There was the positive case: More civic engagement would help the Valley—the area needed good government to keep growing, and Van de Putte told the crowd of mostly students that she would convince the Legislature to spend more on education and infrastructure.

But Van de Putte also hit her opponent Dan Patrick directly. At a rally the night before in San Antonio, Van de Putte’s mother had been in attendance. “My mom always told me, ‘Leticia, if you can’t say anything nice about somebody, then don’t say anything at all,’” Van de Putte told the Edinburg crowd. “But my mom’s not here.”

Patrick, Van de Putte said, stood for the “past.” He had voted for and supported cuts to education funding, and his rhetoric on the border represented policy preferences that were a threat to the future and stability of South Texas. When Van de Putte told the crowd that one of Patrick’s first acts in office would be to end in-state tuition for undocumented migrants, there was a round of boos from the students. UTPA has a significant number of undocumented students.

Afterwards, Van de Putte spoke to local media and again criticized Patrick’s attitude toward the region. Patrick had ”only been here one or two times,” she said, to “take a picture of him in a gunboat. He understands that to get votes in his primary, he has to insult our families, our culture.”
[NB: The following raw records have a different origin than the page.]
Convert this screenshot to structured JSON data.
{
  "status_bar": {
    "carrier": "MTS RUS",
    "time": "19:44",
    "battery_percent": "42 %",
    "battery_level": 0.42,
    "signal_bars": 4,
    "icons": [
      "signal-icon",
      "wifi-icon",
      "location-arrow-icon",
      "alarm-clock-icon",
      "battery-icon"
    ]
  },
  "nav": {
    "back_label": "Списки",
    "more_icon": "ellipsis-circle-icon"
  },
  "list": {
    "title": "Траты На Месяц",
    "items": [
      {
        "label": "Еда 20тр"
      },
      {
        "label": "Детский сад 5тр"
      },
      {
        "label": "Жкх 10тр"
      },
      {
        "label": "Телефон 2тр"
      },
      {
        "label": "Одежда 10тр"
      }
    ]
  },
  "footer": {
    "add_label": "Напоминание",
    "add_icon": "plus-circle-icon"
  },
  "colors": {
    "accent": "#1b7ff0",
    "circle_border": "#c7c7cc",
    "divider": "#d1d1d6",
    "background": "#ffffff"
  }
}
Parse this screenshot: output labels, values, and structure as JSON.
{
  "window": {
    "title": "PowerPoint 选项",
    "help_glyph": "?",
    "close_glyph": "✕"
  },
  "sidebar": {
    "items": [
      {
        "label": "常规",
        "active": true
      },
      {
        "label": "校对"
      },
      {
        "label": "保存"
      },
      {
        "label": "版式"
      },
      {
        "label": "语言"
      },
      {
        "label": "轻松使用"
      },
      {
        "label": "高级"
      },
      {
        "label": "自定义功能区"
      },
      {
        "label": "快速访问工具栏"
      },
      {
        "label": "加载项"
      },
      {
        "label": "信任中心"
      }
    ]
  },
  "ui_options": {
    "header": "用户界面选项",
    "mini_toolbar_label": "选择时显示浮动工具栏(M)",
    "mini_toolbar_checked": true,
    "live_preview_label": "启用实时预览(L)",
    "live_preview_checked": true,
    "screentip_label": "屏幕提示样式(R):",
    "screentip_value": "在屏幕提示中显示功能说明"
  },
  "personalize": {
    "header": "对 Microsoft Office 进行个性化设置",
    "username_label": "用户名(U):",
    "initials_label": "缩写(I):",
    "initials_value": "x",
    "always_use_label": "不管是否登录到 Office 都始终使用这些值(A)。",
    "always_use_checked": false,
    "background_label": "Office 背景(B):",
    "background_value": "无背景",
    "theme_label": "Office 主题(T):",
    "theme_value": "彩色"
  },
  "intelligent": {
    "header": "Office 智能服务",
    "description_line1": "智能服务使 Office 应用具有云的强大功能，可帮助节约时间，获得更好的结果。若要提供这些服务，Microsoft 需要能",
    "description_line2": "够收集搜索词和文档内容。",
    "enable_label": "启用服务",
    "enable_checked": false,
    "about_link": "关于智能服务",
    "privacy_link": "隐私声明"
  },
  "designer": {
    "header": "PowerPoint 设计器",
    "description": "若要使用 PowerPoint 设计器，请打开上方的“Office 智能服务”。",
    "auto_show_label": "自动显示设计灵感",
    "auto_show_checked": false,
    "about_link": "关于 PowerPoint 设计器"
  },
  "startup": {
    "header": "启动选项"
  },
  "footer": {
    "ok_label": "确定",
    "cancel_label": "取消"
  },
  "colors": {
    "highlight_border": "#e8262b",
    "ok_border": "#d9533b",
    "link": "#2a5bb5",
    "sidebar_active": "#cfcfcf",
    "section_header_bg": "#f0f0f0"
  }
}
Earlier this year, Democrats were excited about the prospect of running against Dan Patrick, whose extraordinarily strange and alienating rhetoric during his GOP primary run seemed to present the possibility of being too far-right even for Texas. So far, that hope hasn’t seemed to materialize—most recent polls have Patrick considerably ahead of Van de Putte, doing even better, relatively, than Greg Abbott in his race. But Democrats still hope Patrick excites Hispanic turnout and alienates some number of moderate Republicans.

There was another warning for the students on Thursday. Eva Longoria and Henry R. Muñoz III, co-founders of the Texas-focused Latino Victory, both told students at the rally that “’they’ don’t want you to vote.” Republicans like Patrick were counting on young and Hispanic voters to stay home. “They” might talk about inclusion, and in the importance of voter participation, but they didn’t really care. It served as an implicit criticism of Patrick as well as Abbott, who has been campaigning in the Rio Grande Valley in an effort to bolster the GOP’s Hispanic vote share.

Afterwards, Van de Putte and Longoria worked a ropeline together, and the campaign headed for Corpus Christi, where Abbott had been campaigning with Chuck Norris just the day before. If you needed yet another way to distinguish between the Democratic and Republican tickets this November, there you have it: It’s the Chuck Norris slate vs. the Eva Longoria slate.